Aditya pratap Singh ji wrote:But still the legends have it that "validation must be client side". So why is that?
Who says that?
Validation must be done on server side, it should be done on client side also.
The server can't trust anything and always has to validate everything for security and data sanity reasons.. The client can do anything that supports the user. Because it is nice. And it is the part that users see and may use as a differenting factor between your and a different application.
Aditya pratap Singh ji wrote:If we are any how gonna validate it again on the server, how would it bring a better user experience? Anyways, the user doesnt know that the data is gonna be validated. So why is that?
Of course the user does know that it is validated if the result is negative. This gives a direct feedback without server roundtrip, thus is faster (up to validating on every keypress), and reduces the load on the server (because it doesn't have to handle every incorrect input).
Aditya pratap Singh ji wrote: But I dont think it would be good if someone edits the client side verification code and enters invalid data in our database.
Have you read the rest of the posts in this topic? No one said server side validation has to be skipped. In fact, everyone has stressed that server side validation is necessary too.
But we can do it on the server and use ajax to send the form data over to the server instead of loading the whole page. So I dont think speed is an issue.

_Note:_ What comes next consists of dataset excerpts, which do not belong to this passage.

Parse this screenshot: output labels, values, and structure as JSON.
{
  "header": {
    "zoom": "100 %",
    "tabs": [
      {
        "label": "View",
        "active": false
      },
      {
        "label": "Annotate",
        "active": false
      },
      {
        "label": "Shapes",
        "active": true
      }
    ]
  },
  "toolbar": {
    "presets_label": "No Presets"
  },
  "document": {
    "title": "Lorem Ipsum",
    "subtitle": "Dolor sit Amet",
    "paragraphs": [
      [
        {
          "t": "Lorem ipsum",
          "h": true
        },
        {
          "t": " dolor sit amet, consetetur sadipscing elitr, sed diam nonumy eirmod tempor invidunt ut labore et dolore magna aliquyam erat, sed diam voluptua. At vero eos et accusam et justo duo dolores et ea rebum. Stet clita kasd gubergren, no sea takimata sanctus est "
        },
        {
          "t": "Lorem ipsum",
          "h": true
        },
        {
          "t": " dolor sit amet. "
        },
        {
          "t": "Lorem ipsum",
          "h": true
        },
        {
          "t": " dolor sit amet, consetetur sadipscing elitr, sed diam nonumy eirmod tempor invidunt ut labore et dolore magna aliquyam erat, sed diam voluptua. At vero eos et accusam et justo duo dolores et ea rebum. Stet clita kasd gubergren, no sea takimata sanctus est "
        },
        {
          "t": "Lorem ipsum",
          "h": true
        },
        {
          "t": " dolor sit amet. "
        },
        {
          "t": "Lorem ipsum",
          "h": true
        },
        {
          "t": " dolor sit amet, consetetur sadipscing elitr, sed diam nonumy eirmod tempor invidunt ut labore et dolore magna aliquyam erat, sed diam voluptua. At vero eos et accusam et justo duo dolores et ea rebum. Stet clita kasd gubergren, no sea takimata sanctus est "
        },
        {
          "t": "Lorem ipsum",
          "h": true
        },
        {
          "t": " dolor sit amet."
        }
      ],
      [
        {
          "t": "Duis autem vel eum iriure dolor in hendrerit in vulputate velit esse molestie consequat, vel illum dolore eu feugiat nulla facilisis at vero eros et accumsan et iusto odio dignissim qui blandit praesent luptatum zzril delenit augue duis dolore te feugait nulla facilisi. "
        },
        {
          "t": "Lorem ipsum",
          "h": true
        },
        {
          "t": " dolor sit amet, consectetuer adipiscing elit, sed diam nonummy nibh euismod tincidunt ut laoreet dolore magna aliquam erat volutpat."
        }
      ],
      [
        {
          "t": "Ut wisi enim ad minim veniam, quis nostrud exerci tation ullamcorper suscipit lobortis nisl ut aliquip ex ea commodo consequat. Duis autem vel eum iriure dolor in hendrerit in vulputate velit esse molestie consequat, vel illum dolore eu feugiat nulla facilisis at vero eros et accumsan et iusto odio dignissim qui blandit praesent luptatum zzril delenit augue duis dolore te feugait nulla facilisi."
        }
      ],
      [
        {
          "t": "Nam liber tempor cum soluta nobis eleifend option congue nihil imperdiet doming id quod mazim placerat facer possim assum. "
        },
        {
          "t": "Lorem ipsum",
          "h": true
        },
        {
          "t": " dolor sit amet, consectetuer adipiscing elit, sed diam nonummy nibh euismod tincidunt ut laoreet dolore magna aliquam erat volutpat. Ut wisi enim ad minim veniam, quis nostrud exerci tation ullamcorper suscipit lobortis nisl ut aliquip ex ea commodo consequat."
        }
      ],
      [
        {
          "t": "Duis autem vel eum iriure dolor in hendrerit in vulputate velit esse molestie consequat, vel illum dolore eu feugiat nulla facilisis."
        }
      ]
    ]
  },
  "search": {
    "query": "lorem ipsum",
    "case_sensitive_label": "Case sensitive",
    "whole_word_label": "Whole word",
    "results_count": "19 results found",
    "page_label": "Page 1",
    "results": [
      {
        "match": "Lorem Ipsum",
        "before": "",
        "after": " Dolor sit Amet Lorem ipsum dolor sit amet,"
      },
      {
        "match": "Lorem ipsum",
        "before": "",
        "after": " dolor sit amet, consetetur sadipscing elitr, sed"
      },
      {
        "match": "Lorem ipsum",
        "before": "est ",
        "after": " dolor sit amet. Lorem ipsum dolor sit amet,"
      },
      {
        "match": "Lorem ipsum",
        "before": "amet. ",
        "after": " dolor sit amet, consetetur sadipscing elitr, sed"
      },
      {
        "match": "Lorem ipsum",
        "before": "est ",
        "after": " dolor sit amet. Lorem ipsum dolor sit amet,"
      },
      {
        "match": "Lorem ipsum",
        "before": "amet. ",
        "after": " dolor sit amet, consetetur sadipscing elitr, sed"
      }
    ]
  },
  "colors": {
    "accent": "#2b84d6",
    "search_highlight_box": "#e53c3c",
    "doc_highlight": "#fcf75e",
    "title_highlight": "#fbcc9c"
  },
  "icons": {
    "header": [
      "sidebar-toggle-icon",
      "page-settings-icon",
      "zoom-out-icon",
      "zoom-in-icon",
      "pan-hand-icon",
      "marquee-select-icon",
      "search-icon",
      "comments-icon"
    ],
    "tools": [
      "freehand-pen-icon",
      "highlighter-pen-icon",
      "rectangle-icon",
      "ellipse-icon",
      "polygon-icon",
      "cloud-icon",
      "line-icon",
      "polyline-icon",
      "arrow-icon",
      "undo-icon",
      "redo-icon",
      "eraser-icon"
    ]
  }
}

It doesn't matter whether you send just a part of the page or the entire page, minimizing the amount of network traffic between the server and the client always helps, especially in cases where it involves simple client side validations.
Aditya pratap Singh ji wrote:But we can do it on the server and use ajax to send the form data over to the server instead of loading the whole page. So I dont think speed is an issue. I am talking about security. A client side code can be edited. While a server script is always secure unless someone hacks it. We can have multiple servers and hence load on server isnt an issue again. But I dont think it would be good if someone edits the client side verification code and enters invalid data in our database.
Ajax is a server roundtrip, even if it doesn't load the whole page. It puts load on the server (which admittedly may not be a issue for most sites with normal load except when you use schemes where you pay for processing time like Google App Engine). It is much slower, especially on mobile networks (modem times are back).
These may not be issues for a specific project. But you get it for free with an increased UX. You do have to implement the validation logic twice if you use different languages on server and client (e.g. with GWT you could reuse most Java validation on the client).
About security: That is not, in no way, the intended purpose of client side validation. It doesn't do that, and if anyone told so, he was plainly wrong. You always have to do server side validation.
Client side is an additional extra that you may or may not want. Server side is a must.